If that's the way he introduces himself,
he must be in a right old state. I
thought I'd heard it all in my years
in the business, but that all but
brought a tear to me eye! "Stick
with me, son," I said. "I'll
make you a star by the New Year!"
Well, I felt I had to say something.
We agreed on the recording date and
he said he had to get back to Dire
Straits there and then. What a miserable
old whingebag! and he didn't even
thank me for not charging him for
the biccies, either! Still, I think
the single might be a hit.
A live performance with Knopfler on "Channel"
TV ... with Ray Cooper on percussion ... and Chuffer displaying his famous "left
hand mic" ability ....
Editor's
Note: It wasn't. The song I could've
played the Guitar, God, if Ye'd left
me with me Hand!: Was a duet with
Mark Knopfler, with "Chuffer"
at his most self-pitying, sulking
every time Knopfler has a guitar solo,
and quite audibly muttering: "Oh,
it's so easy when you've got two hands,
isn't it!" and "Ten fingered
show-off !" all through the record.
Ad. showed "Chuffer" trying
to play the guitar with his stump,
while Mark Knopfler looks on, embarrassed.

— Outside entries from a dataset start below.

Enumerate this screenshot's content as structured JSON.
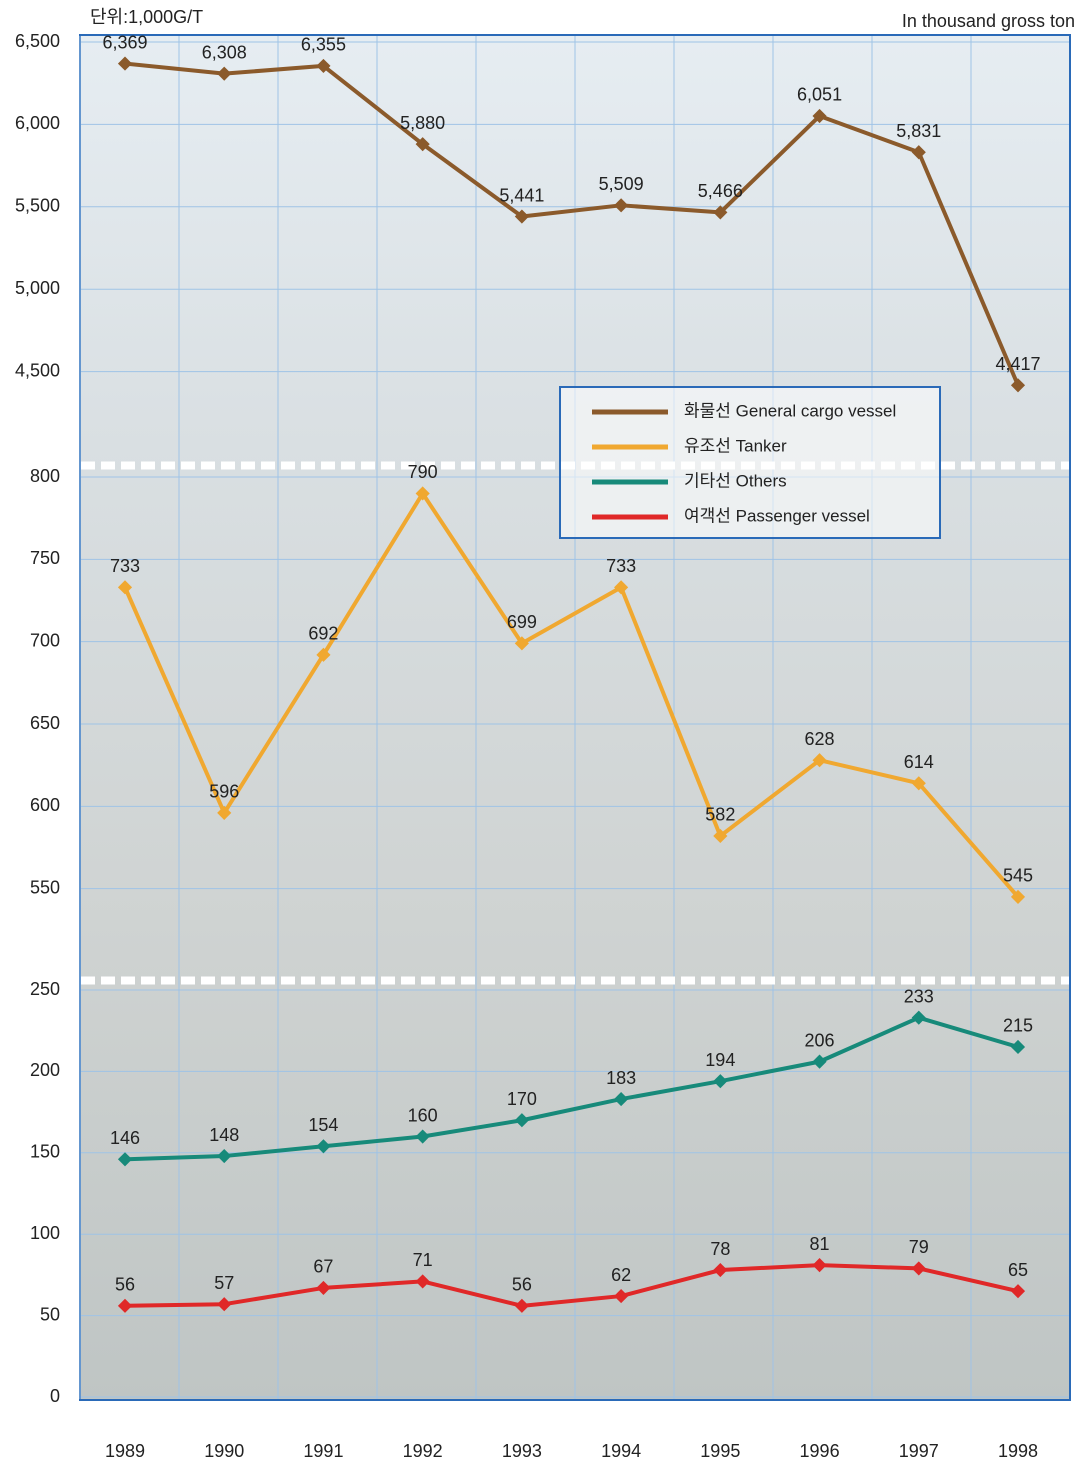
{
  "chart_data": [
    {
      "type": "line",
      "ylabel": "단위:1,000G/T",
      "note": "In thousand gross ton",
      "ylim": [
        4000,
        6500
      ],
      "yticks": [
        {
          "value": 4500,
          "label": "4,500"
        },
        {
          "value": 5000,
          "label": "5,000"
        },
        {
          "value": 5500,
          "label": "5,500"
        },
        {
          "value": 6000,
          "label": "6,000"
        },
        {
          "value": 6500,
          "label": "6,500"
        }
      ],
      "grid": true,
      "series": [
        {
          "name": "화물선 General cargo vessel",
          "color": "#8b5a2b",
          "values": [
            6369,
            6308,
            6355,
            5880,
            5441,
            5509,
            5466,
            6051,
            5831,
            4417
          ],
          "value_labels": [
            "6,369",
            "6,308",
            "6,355",
            "5,880",
            "5,441",
            "5,509",
            "5,466",
            "6,051",
            "5,831",
            "4,417"
          ]
        }
      ]
    },
    {
      "type": "line",
      "ylim": [
        500,
        800
      ],
      "yticks": [
        550,
        600,
        650,
        700,
        750,
        800
      ],
      "grid": true,
      "series": [
        {
          "name": "유조선 Tanker",
          "color": "#f0a830",
          "values": [
            733,
            596,
            692,
            790,
            699,
            733,
            582,
            628,
            614,
            545
          ]
        }
      ]
    },
    {
      "type": "line",
      "ylim": [
        0,
        250
      ],
      "yticks": [
        0,
        50,
        100,
        150,
        200,
        250
      ],
      "grid": true,
      "categories": [
        "1989",
        "1990",
        "1991",
        "1992",
        "1993",
        "1994",
        "1995",
        "1996",
        "1997",
        "1998"
      ],
      "series": [
        {
          "name": "기타선 Others",
          "color": "#178a7a",
          "values": [
            146,
            148,
            154,
            160,
            170,
            183,
            194,
            206,
            233,
            215
          ]
        },
        {
          "name": "여객선 Passenger vessel",
          "color": "#e02828",
          "values": [
            56,
            57,
            67,
            71,
            56,
            62,
            78,
            81,
            79,
            65
          ]
        }
      ]
    }
  ]
}
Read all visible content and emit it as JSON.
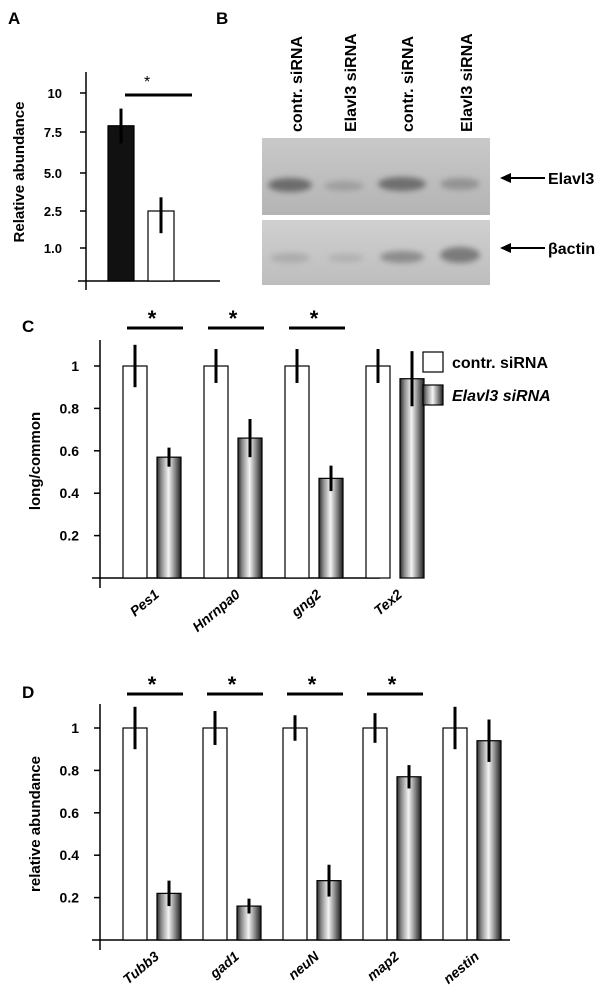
{
  "panels": {
    "a": "A",
    "b": "B",
    "c": "C",
    "d": "D"
  },
  "chart_data": [
    {
      "panel": "A",
      "type": "bar",
      "ylabel": "Relative abundance",
      "ytick_labels": [
        "1.0",
        "2.5",
        "5.0",
        "7.5",
        "10"
      ],
      "categories": [
        "",
        ""
      ],
      "values": [
        7.9,
        2.5
      ],
      "errors": [
        1.1,
        0.9
      ],
      "bar_colors": [
        "#111111",
        "#ffffff"
      ],
      "significance": "*"
    },
    {
      "panel": "B",
      "type": "western_blot",
      "lane_labels": [
        "contr. siRNA",
        "Elavl3 siRNA",
        "contr. siRNA",
        "Elavl3 siRNA"
      ],
      "band_labels": [
        "Elavl3",
        "βactin"
      ]
    },
    {
      "panel": "C",
      "type": "bar",
      "ylabel": "long/common",
      "ylim": [
        0,
        1.1
      ],
      "ytick_labels": [
        "0.2",
        "0.4",
        "0.6",
        "0.8",
        "1"
      ],
      "categories": [
        "Pes1",
        "Hnrnpa0",
        "gng2",
        "Tex2"
      ],
      "series": [
        {
          "name": "contr. siRNA",
          "values": [
            1.0,
            1.0,
            1.0,
            1.0
          ],
          "errors": [
            0.1,
            0.08,
            0.08,
            0.08
          ]
        },
        {
          "name": "Elavl3 siRNA",
          "values": [
            0.57,
            0.66,
            0.47,
            0.94
          ],
          "errors": [
            0.045,
            0.09,
            0.06,
            0.13
          ]
        }
      ],
      "significance": [
        "*",
        "*",
        "*",
        ""
      ],
      "legend": "top-right"
    },
    {
      "panel": "D",
      "type": "bar",
      "ylabel": "relative abundance",
      "ylim": [
        0,
        1.1
      ],
      "ytick_labels": [
        "0.2",
        "0.4",
        "0.6",
        "0.8",
        "1"
      ],
      "categories": [
        "Tubb3",
        "gad1",
        "neuN",
        "map2",
        "nestin"
      ],
      "series": [
        {
          "values": [
            1.0,
            1.0,
            1.0,
            1.0,
            1.0
          ],
          "errors": [
            0.1,
            0.08,
            0.06,
            0.07,
            0.1
          ]
        },
        {
          "values": [
            0.22,
            0.16,
            0.28,
            0.77,
            0.94
          ],
          "errors": [
            0.06,
            0.035,
            0.075,
            0.055,
            0.1
          ]
        }
      ],
      "significance": [
        "*",
        "*",
        "*",
        "*",
        ""
      ]
    }
  ]
}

The B-side, If Frost-bite takes my
left hand, how will I wipe me bottom?
became the highest selling Christmas
record in Guernsey. Mark Knopfler
subsequently published a two page
apology to the music industry in general,
in Time Out.
Chuffer's little known 60's
Las Vegas Christmas Special was let down by some very unseasonal weather .

December
5th 1985;
For my Christmas single this year,
I think I'll take a leaf out of Bob
Monkhouse's book. Though what he thought
he was doing, getting all those stars
to buy plasters and send them to Africa,
I just don't know! I'd have given
him a thick ear! Anyway, I have nothing
but high hopes for my Christmas record.
This could be the year!
Editor's Note:
For his song Hand Aid: Do They Know
I'm Handless?: "Chuffer"
assembled his supergroup for this
effort. Limahl, Nik Kamen, Brian and
Michael, Bernie Flint, Melanie, Vicki
Leandros, and Bonnie Langford. A veritable
panoply of glittering stars prostituted
their immense God-given talents to
no avail. The record was reviled by
the entertainment industry and "Chuffer
was vilified in the world press. The
ad. featured "Chuffer" pointing
to a starving Ethiopian child, with
the caption: "At Least he has
Both his Hands!" It would be
ten years before "Chuffer"
Dandridge released another Christmas
record!
"Do they know ...."
version with Dexy's Midnight Runners

December
11th 1991;
No one's interested in my idea for
a Christmas single this year ! I'm
sure Strangeways has something to
do with it, sitting amidst his gleaming
porcelain fixtures, in his adobe-style
office, spinning his web of deceit
and flaunting his new image of an
Androgynous utilitarian jumpsuit!
Pshaw! There'll be a lot of disappointed
kids-at-heart come Christmas morn
!
When
Chuffer heard he'd be flown into the store as Santa by helicopter, he somehow
imagined he'd be in the helicopter!
December
1st 1995; Pulled
out all the stops to get my new Christmas
single, "I won't be wrapping
presents this Christmas, what with
only having one hand, and all that!"
in the shops. I predict it'll be number
1 for Christmas. Take That, Take That!